As a programmer I make revolutionary findings every few years. I'm either ahead of the curve, or behind it by about π in the phase. One hard lesson I learned was that scaling OUT is not always better, quite often the biggest performance gains are when we regrouped and scaled up.
What reasons to you have for scaling out vs. up? Price, performance, vision, projected usage? If so, how did this work for you?
We once scaled out to several hundred nodes that would serialize and cache necessary data out to each node and run maths processes on the records. Many, many billions of records needed to be (cross-)analyzed. It was the perfect business and technical case to employ scale-out. We kept optimizing until we processed about 24 hours of data in 26 hours wallclock. Really long story short, we leased a gigantic (for the time) IBM pSeries, put Oracle Enterprise on it, indexed our data and ended up processing the same 24 hours of data in about 6 hours. Revolution for me.
So many enterprise systems are OLTP and the data are not shard'd, but the desire by many is to cluster or scale-out. Is this a reaction to new techniques or perceived performance?
Do applications in general today or our programming matras lend themselves better for scale-out? Do we/should we take this trend always into account in the future?
Premature scaling is a common problem, with some analysts claiming that it accounts for 70% of startup failures. Companies scale too quickly when they bring on new people, spend money, and try to acquire more customers before they've really nailed down the product and business model.
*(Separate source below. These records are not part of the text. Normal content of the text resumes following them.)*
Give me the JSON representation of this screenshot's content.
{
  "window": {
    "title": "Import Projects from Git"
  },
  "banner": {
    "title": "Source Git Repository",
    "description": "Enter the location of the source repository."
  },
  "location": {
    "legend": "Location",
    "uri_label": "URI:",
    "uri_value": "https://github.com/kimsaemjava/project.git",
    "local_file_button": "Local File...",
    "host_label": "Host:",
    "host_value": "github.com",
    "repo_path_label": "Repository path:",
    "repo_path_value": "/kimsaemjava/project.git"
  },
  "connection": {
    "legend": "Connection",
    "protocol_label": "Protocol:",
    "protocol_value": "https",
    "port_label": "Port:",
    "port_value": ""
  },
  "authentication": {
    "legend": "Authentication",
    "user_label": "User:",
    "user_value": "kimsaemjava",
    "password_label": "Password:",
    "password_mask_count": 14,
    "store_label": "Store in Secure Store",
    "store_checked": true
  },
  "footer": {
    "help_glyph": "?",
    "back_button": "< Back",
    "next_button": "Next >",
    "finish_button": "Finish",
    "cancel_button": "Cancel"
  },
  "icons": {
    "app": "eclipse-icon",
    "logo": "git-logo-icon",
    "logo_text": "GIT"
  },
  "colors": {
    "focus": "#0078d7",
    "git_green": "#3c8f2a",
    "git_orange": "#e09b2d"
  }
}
We cannot rely on historic data to support present growth. Identifying, verifying and making available the current scale-up status of a business is one of the most important tools for boosting productivity, so access to better, faster data about scale-ups is crucial.
Most tech startups scale when they start gaining good traction for their products. This is the key to knowing when you should scale—when your existing processes start feeling small, when your customers expect more from you, and when you discover new potentials on the horizon.
Because scaling up
And also to some extent, because that's what Google do.
Scaling out is best for embarrassingly parallel problems. It takes some work, but a number of web services fit that category (thus the current popularity). Otherwise you run into Amdahl's law, which then means to gain speed you have to scale up not out. I suspect you ran into that problem. Also IO bound operations also tend to do well with scaling out largely because waiting for IO increases the % that is parallelizable.